Phillip Meade: Once you really understand the culture that you’re trying to create and what that looks like and have it well-defined, and you understand the behaviors that you’re looking for, and you understand the core values that you want, and what that really looks and feels like, and how to create this culture that you’re after, then you can build it into how you recruit, how you perform your interviews, how you onboard and introduce people into your organization so that they’re trained into your culture from the beginning. You can build it into your leadership development programs. You can build it into your executive development. You can build it into your performance management systems. You can build it into your succession management. You can build it into the language that you use in your organization and how you talk and speak and interact with each other.

Phillip Meade: And then, as I was talking earlier, you can build it into the experiences that you intentionally design into your organization that are part of the way that you do things as a company. And so, you know, as you’re doing that throughout the course of the year and the course of the life of the organization, you know these are the different experiences we have and why we’re doing it.
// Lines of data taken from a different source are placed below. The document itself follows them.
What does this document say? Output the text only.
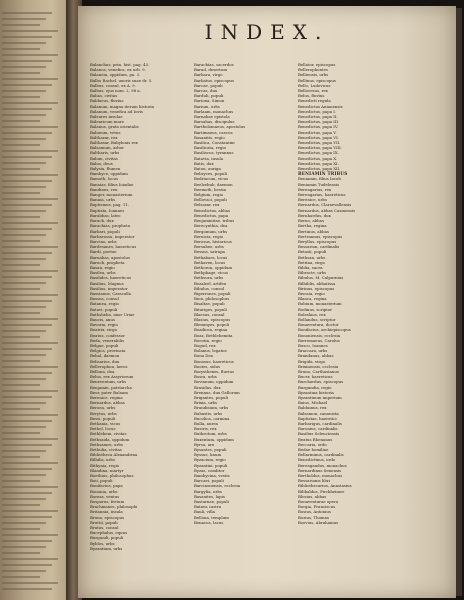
INDEX.
Balanchus, prin. hist. pag. 43.
Balanca, venefica, ex urb. 9.
Balaneia, oppidum, pa. 3.
Balbo Rachel, uxoris suae dr. 5.
Balbus, consul, ex A. 9.
Balbus, ejus nom. 2, 98 a.
Balias, civitas
Baldaeus, fluvius
Balanum, magna iterum historia
Balanum, venefica ad Iovis
Baleares insulae
Balearicum mare
Balanus, grata orientalis
Balneum, vetus
Balthazar, rex
Balthasar, Babylonis rex
Balsamum, arbor
Baltharis, urbs
Balum, civitas
Balus, deus
Balysia, flumen
Bambyce, oppidum
Bamoth, locus
Banaias, filius Ioiadae
Bandinus, rex
Bangor, monasterium
Bannia, urbs
Baptismus, pag. 11.
Baptista, Ioannes
Barabbas, latro
Barach, dux
Barachias, propheta
Barbari, populi
Barbarossa, imperator
Barcino, urbs
Bardesanes, haereticus
Bardi, poetae
Barnabas, apostolus
Baruch, propheta
Basan, regio
Basilea, urbs
Basilides, haereticus
Basilius, Magnus
Basilius, imperator
Bassianus, Caracalla
Bassus, consul
Batanea, regio
Batavi, populi
Bathsheba, uxor Uriae
Baucis, anus
Bavaria, regio
Beatrix, virgo
Beatus, confessor
Beda, venerabilis
Belgae, populi
Belgica, provincia
Belial, daemon
Belisarius, dux
Bellerophon, heros
Bellona, dea
Belus, rex Assyriorum
Beneventum, urbs
Benjamin, patriarcha
Beor, pater Balaam
Berenice, regina
Bernardus, abbas
Beroea, urbs
Berytus, urbs
Bessi, populi
Bethania, vicus
Bethel, locus
Bethlehem, civitas
Bethsaida, oppidum
Bethsames, urbs
Bethulia, civitas
Bibliotheca Alexandrina
Bilbilis, urbs
Bithynia, regio
Blandina, martyr
Boethius, philosophus
Boii, populi
Bonifacius, papa
Bononia, urbs
Boreas, ventus
Bosporus, fretum
Brachmanes, philosophi
Britannia, insula
Bruno, episcopus
Bruttii, populi
Brutus, consul
Bucephalus, equus
Burgundi, populi
Byblos, urbs
Byzantium, urbs
Barachias, sacerdos
Barad, desertum
Barbara, virgo
Barbatus, episcopus
Barcae, populi
Barcas, dux
Barduli, populi
Bariona, Simon
Barium, urbs
Barlaam, monachus
Barnabae epistola
Barsabas, discipulus
Bartholomaeus, apostolus
Bartimaeus, caecus
Basanitis, regio
Basilica, Constantini
Basilicata, regio
Basiliscus, tyrannus
Batavia, insula
Batis, dux
Baton, auriga
Bebryces, populi
Bedriacum, vicus
Beelzebub, daemon
Beemoth, bestia
Belgium, regio
Bellovaci, populi
Belsazar, rex
Benedictus, abbas
Benedictus, papa
Benjaminitae, tribus
Berecynthia, dea
Bergomum, urbs
Bernicia, regio
Berosus, historicus
Bersabee, urbs
Bessus, satrapa
Bethabara, locus
Bethaven, locus
Bethoron, oppidum
Bethphage, vicus
Bethsura, urbs
Bezaleel, artifex
Bibulus, consul
Bigerrones, populi
Bion, philosophus
Bisaltae, populi
Bituriges, populi
Blaesus, consul
Blasius, episcopus
Blemmyes, populi
Boadicea, regina
Boaz, Bethlehemita
Boeotia, regio
Bogud, rex
Bolanus, legatus
Bona Dea
Bonosus, haereticus
Bootes, sidus
Borysthenes, fluvius
Bosra, urbs
Bovianum, oppidum
Brasidas, dux
Brennus, dux Gallorum
Brigantes, populi
Brixia, urbs
Brundisium, urbs
Bubastis, urbs
Bucolica, carmina
Bulla, aurea
Busiris, rex
Buthrotum, urbs
Buxentum, oppidum
Byrsa, arx
Bysantes, populi
Byssus, linum
Byzacium, regio
Byzantini, populi
Byzas, conditor
Bambycina, vestis
Barcaei, populi
Barcinonensis, ecclesia
Bargylia, urbs
Basanites, lapis
Bastarnae, populi
Batava castra
Bauli, villa
Bellona, templum
Benacus, lacus
Bellator, episcopus
Bellerophontes
Belliensis, urbs
Bellinus, episcopus
Bello, Ludovicus
Bellovesus, rex
Belus, fluvius
Benedicti regula
Benedictus Anianensis
Benedictus, papa I.
Benedictus, papa II.
Benedictus, papa III.
Benedictus, papa IV.
Benedictus, papa V.
Benedictus, papa VI.
Benedictus, papa VII.
Benedictus, papa VIII.
Benedictus, papa IX.
Benedictus, papa X.
Benedictus, papa XI.
Benedictus, papa XII.
BENIAMIN TRIBUS
Beniamin, filius Iacob
Beniamin Tudelensis
Berengarius, rex
Berengarius, haereticus
Berenice, urbs
Bernardus, Claraevallensis
Bernardus, abbas Casinensis
Bernhardus, dux
Berno, abbas
Bertha, regina
Bertinus, abbas
Bertrannus, episcopus
Beryllus, episcopus
Bessarion, cardinalis
Betasii, populi
Bethsan, urbs
Bettina, virgo
Biblia, sacra
Bibracte, urbs
Bibulus, M. Calpurnius
Bilhildis, abbatissa
Birinus, episcopus
Biscaia, regio
Blanca, regina
Bobium, monasterium
Bodinus, scriptor
Boleslaus, rex
Bollandus, scriptor
Bonaventura, doctor
Bonifacius, archiepiscopus
Bononiensis, ecclesia
Borromaeus, Carolus
Bosco, Ioannes
Braccara, urbs
Brandanus, abbas
Brigida, virgo
Brixinensis, ecclesia
Bruno, Carthusianus
Bucer, haereticus
Burchardus, episcopus
Burgundia, regio
Byzantina historia
Byzantinum imperium
Baius, Michael
Balduinus, rex
Balsamon, canonista
Baptistae, haeretici
Barbarigus, cardinalis
Baronius, cardinalis
Basilius Seleuciensis
Beatus Rhenanus
Beccaria, ordo
Bedae homiliae
Bellarminus, cardinalis
Benedictinus, ordo
Berengaudus, monachus
Bernardinus Senensis
Bertholdus, monachus
Bessarionis libri
Bibliothecarius, Anastasius
Bilibaldus, Pirckheimer
Blosius, abbas
Bonaventurae opera
Borgia, Franciscus
Bosius, Antonius
Bozius, Thomas
Bzovius, Abrahamus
And you can change those out and tweak those over time. But as you’re doing that, you know what you’re doing and why you’re doing it. And then, as you update it, you know how you’re updating it and why you’re doing that.

Grant Belgard: So, shifting gears to talk about your own career trajectory, what early experiences pointed you towards organizational performance and culture as your focus?

Phillip Meade: Well, you touched on it in the introduction. It was an abrupt change for me. It wasn’t a subtle shift. In 2003, the space shuttle Columbia disintegrated on re-entry, killing all seven astronauts on board. And in the wake of that accident, the Columbia Accident Investigation Board found that NASA’s culture had as much to do with the accident as the piece of foam that hit the wing. And I was asked to lead all of the cultural and organizational changes for return to flight because they grounded the entire space shuttle fleet until we could fix the culture. And so, that really set me off on sort of a life-altering path where I began looking into organizational culture and really how that impacts organizations and how important that is to how they perform.

Grant Belgard: When did you realize engineering, as of course you originally came up as an engineer, right?

Phillip Meade: Yeah.

Grant Belgard: Systems thinking could be applied to human systems.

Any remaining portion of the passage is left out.